There weren’t many cars in the parking lot.  Mine looked dead and alone, parked six spots away from the store as was required of all employees.  Connie’s car was parked closer.  I looked at the reflection of the street light on her hood.  It reminded me of Connie’s big forehead.  I could hear her footsteps behind me.
“So what now?” Connie asked.
I stopped walking.  I was clutching my stomach to hold onto the cold dinner beneath my shirt.  I was overwhelmed by the feeling of being caught.
“I’m going home,” I said, without turning around.
“Yeah, I guess that’s what I’m doing too,” she said.
I thought of saying good night but didn’t.  I began again towards my car, leaving Connie, her car, and their reflections behind.
“Wait,” she said.
I turned awkwardly, my arms still crossed tightly.  Connie had walked past her car.  She was steps behind me, her uniform shirt untucked.  I’d never seen Connie outside of work.  I wondered how she dressed on a normal day.  I wondered what she thought I wore outside of the store.
“I was thinking,” she said, “if you ever wanted to party some time.”
“What?”
“I know you’re always partying.  I meant with me, you know?  If you wanted to get drinks some night.”
“You’re seventeen.”
She stopped just in front of me, looking confused.
“But you’re old enough,” she said.  “You could buy for two, couldn’t you?”
“That’s not what I meant.”
“What did you mean?”
“I’m not sure,” I said.  “I’ve had a long day.  I need to go home.”
“Yeah, a long day.”
Connie opened her mouth and put her hands lightly on her cheeks.  She looked sad and alone.  I wanted desperately to do something.  I stood and held the stolen dinner.

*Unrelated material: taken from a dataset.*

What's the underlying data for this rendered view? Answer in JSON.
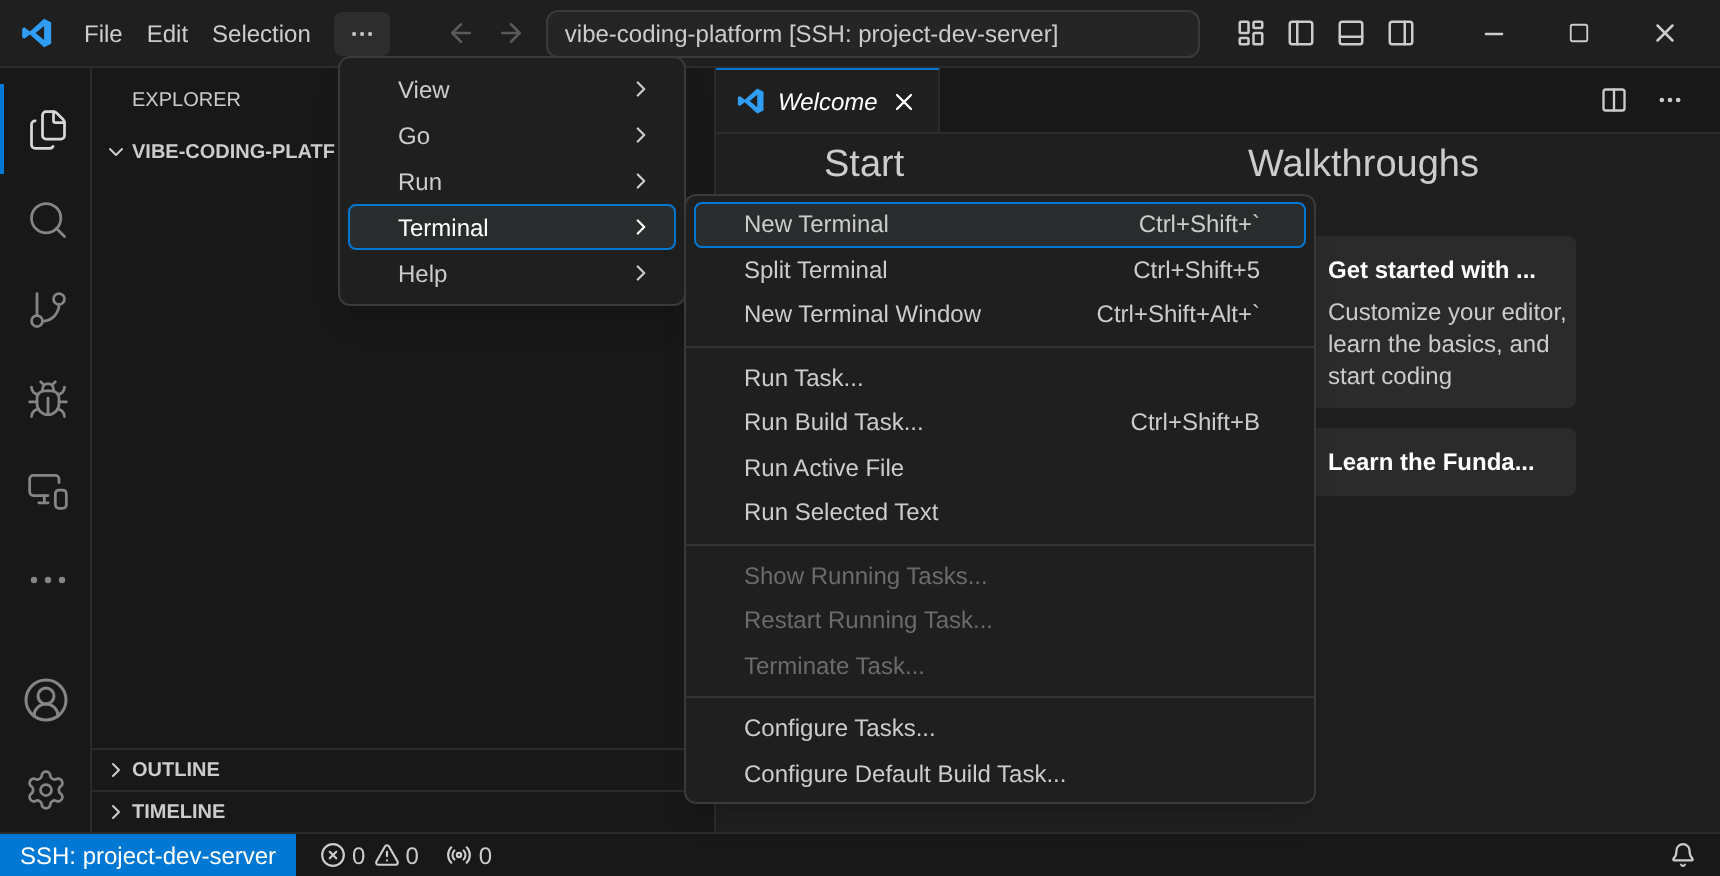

“Can I have a hug?” she asked.
“What?”
Connie stepped towards me and circled her arms around me.  My arms were pinned inside her embrace.  As she pressed against me the dinner dug into my stomach.  The cold was everything.
“Thanks,” she said.
“Thank you.”
She pulled back and I saw her big, smiling face.
“You looked like you needed that,” she said.
“Maybe.”
“Have a good night,” she said, taking her keys from her purse.  I watched her step into the streetlight and open her door.
I pulled the dinner from beneath my shirt.  With the cold gone, I could feel the lingering warmth of Connie’s hug.  I heard her car start as I stared at the box in my hands.  In the picture the steak was covered in dark sauce, the peas and carrots made sense in their roundness.
Standing alone in the parking lot I realized I was going to eat the dinner.  Eat it or throw it away—I ended up doing a combination of the two, picking at the Salibury steak and throwing out the vegetables.  Either way, I knew the dinner wouldn’t make it back into the store.  And for that moment it was enough.  In that moment I was okay because the dinner would never go back, even if I had to.